My co-workers who occupied the office just across the street had a camaraderie of which I was envious. Whenever someone left the firm, my remaining co-workers would jokingly place the departing person’s nameplate next to one reading ‘returning soon’ and put that on facebook with a post about how lucky it was, that it had somehow brought people back to the firm in the past. When I left, I took my nameplates with me, thrown into a box packed with the usual office detritus that you collect after nearly a decade of work. A half-used calendar. Personal photos. A vase or two. Mugs. A little tea brewer I had proudly brought downtown and used a few times until I realized it was too much of a pain to clean because, strangely, there was no sink at that location, except in the bathroom, and the tea leaves had sat looking dopey in the sink and I’d had to clean them out with paper towels, hoping no one would walk in and force an explanation out of me.

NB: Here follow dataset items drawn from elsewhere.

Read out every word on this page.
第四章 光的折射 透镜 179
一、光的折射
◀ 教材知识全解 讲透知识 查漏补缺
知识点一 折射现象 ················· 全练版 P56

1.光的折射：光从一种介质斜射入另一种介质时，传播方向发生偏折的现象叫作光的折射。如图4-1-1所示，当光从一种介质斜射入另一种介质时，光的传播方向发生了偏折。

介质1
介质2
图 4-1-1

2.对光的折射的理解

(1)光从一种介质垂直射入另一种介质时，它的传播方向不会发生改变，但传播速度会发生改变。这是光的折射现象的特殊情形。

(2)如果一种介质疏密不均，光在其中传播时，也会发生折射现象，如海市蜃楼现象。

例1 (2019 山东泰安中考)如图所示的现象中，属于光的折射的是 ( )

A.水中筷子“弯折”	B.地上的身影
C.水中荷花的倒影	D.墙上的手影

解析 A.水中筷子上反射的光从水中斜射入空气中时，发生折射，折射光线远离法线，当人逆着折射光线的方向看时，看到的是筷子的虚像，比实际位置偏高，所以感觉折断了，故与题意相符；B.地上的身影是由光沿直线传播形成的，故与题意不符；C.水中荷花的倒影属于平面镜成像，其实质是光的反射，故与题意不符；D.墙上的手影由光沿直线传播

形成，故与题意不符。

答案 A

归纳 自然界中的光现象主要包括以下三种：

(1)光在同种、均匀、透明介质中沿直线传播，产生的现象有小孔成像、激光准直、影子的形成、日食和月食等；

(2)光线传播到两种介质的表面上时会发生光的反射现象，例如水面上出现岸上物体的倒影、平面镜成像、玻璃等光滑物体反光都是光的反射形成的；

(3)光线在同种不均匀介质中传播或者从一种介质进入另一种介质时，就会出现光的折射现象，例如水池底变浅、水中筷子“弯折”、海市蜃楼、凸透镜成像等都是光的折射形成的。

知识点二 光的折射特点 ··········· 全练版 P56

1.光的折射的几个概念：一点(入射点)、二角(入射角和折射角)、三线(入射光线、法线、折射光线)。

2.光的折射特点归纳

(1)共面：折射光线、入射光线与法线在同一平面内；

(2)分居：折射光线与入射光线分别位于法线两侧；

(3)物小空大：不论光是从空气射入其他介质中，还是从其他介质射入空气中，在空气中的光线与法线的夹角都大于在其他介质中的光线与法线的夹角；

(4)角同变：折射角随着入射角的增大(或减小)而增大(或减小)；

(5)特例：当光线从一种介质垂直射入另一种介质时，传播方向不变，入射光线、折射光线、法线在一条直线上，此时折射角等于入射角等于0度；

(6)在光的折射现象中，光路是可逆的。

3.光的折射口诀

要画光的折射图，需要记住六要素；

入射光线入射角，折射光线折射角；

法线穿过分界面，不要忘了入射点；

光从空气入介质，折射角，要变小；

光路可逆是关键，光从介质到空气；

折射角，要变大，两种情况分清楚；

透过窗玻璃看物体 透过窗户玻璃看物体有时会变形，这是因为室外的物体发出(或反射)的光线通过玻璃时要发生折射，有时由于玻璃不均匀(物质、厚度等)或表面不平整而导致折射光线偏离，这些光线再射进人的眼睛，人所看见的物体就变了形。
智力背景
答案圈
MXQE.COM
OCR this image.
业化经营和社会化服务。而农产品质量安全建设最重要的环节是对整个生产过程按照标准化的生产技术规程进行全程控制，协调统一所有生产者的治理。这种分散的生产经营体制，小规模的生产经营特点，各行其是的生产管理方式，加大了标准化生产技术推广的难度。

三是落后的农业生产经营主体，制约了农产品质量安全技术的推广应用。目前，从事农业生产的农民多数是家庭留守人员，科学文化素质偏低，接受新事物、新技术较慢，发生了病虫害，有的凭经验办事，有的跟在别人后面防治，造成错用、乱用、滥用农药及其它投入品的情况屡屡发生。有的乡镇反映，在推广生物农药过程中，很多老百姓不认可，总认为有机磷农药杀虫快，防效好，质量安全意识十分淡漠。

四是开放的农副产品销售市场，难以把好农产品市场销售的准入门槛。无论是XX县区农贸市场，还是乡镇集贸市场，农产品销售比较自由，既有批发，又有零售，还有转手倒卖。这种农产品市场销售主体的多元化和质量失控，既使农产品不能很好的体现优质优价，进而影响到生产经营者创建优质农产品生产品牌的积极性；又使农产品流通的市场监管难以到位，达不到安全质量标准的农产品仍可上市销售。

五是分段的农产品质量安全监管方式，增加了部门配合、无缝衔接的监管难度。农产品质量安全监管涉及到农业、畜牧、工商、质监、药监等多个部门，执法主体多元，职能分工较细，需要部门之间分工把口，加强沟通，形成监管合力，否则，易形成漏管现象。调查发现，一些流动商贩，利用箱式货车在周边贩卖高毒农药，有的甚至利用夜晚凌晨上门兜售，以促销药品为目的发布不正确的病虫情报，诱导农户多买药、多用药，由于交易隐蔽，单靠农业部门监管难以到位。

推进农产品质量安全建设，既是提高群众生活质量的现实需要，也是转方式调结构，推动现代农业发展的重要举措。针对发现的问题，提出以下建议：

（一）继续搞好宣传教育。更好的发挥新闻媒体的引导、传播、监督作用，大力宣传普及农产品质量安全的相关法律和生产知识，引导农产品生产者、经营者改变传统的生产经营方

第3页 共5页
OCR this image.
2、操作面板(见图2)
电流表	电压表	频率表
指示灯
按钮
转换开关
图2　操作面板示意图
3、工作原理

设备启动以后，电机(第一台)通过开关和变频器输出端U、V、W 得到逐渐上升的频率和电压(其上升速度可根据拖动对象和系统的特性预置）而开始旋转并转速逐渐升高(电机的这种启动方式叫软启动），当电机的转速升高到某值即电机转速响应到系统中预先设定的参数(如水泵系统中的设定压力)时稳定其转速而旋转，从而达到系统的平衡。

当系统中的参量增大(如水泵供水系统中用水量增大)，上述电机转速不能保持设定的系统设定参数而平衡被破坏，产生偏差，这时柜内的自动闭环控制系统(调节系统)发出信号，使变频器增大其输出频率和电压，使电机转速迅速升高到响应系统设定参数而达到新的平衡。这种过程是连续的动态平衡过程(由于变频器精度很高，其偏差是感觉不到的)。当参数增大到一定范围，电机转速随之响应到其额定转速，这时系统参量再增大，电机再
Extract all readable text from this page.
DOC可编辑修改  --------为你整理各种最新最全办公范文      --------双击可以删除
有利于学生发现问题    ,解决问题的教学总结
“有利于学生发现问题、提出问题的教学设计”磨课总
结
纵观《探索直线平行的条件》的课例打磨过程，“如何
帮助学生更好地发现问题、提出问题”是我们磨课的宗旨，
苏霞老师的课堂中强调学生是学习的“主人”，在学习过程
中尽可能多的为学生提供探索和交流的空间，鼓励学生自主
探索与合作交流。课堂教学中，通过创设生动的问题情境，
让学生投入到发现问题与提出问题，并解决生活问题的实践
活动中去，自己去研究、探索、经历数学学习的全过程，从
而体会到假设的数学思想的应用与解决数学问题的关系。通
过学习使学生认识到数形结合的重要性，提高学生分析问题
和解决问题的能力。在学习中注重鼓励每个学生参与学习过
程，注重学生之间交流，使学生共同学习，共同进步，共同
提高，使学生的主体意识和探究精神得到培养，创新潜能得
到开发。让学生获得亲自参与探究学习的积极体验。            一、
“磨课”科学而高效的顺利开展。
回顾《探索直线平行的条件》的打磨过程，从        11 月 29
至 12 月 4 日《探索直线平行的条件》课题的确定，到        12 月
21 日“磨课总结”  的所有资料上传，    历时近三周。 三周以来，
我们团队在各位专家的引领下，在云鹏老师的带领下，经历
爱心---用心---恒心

My last day was so uneventful that I don’t even remember it as I write this now. I wouldn’t be returning soon, and no-one tried to magically make it happen. There were no cards, no gifts, no going-away parties, no one took me out for a drink. For a second, I was going to be added on to another party that was planned for someone else, but that one was canceled for some reason, so even that didn’t happen. It sounds pitiful recalling it here, but it’s laughably true. What kind of people do things like this? This is social ineptitude at its best.

What do I wish for, thinking back on this memory? I wish for more kindness. I wish for more thoughtfulness. Not apologies, because frankly it’s not anyone’s fault that a bank is impersonal and decides that its profits are more important than its workers. But people can care about their coworkers, and can decide that each one has feelings, and those feelings are important.

One year, one of my co-workers sent me a little kids valentine in an inter-office envelope. Just a tiny valentine that took probably five minutes of her time. I have it to this day.